À écouter les dirigeants politiques, on pourrait penser que la sobriété occupe une place centrale dans la stratégie climatique française. Le 12 juin 2019, Édouard Philippe, alors Premier ministre, déclarait à l’Assemblée nationale qu’il fallait inventer un modèle économique où la sobriété énergétique, entre autres, « progresse[rait] beaucoup plus vite que le taux de croissance ». Un an plus tard, le ministre de l’Économie Bruno Le Maire enfonçait le clou, promettant que le gouvernement veillerait à ce que toutes ses décisions de relance favorisent « un nouveau modèle de croissance » fondé sur « la décarbonation, la sobriété énergétique et les innovations vertes ». Au-delà des discours, selon les spécialistes, la sobriété n’est cependant pas l’axe principal autour duquel se construisent les politiques publiques.

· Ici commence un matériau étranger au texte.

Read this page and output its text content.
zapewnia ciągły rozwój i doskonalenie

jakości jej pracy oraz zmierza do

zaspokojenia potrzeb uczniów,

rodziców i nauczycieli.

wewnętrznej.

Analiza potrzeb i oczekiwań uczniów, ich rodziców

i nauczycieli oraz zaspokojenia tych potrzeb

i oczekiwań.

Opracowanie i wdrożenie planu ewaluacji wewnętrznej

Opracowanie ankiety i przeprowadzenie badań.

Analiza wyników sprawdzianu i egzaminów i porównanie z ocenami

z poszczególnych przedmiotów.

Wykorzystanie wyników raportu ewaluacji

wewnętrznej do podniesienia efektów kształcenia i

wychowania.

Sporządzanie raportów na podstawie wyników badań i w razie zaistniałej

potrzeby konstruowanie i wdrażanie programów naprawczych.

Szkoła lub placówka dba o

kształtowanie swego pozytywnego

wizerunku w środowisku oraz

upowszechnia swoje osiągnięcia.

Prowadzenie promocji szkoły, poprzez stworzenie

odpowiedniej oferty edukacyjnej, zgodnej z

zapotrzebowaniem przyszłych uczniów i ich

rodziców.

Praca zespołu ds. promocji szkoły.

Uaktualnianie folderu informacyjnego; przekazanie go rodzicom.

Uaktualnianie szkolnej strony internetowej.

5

Alors que l’adoption de modes de vie sobres pourrait réduire notre consommation d’énergie d’environ un tiers d’ici 2050, d’après les associations Négawatt et Virage Énergie, ce concept demeure « le parent pauvre » des politiques de transition énergétique françaises, selon Patrick Behm, responsable du groupe de travail transition énergétique citoyenne au Labo de l’ESS et coauteur d’un rapport sur le sujet.

« Pas d’action forte des pouvoirs publics »

La stratégie nationale bas carbone (SNBC), qui fait office de feuille de route pour lutter contre le changement climatique en France, est un bon exemple du faible intérêt des derniers gouvernements pour la sobriété. Le terme apparaît 19 fois dans ce document touffu de quelque 200 pages — les termes « efficacité » et « technologie » apparaissent, eux, respectivement 68 et 72 fois. Quoique la sobriété y soit évoquée comme l’un des trois principaux leviers de réduction des émissions de gaz à effet de serre, aux côtés de la décarbonation des vecteurs énergétiques et de l’efficacité énergétique, les moyens concrets pour sa mise en œuvre manquent désespérément à l’appel.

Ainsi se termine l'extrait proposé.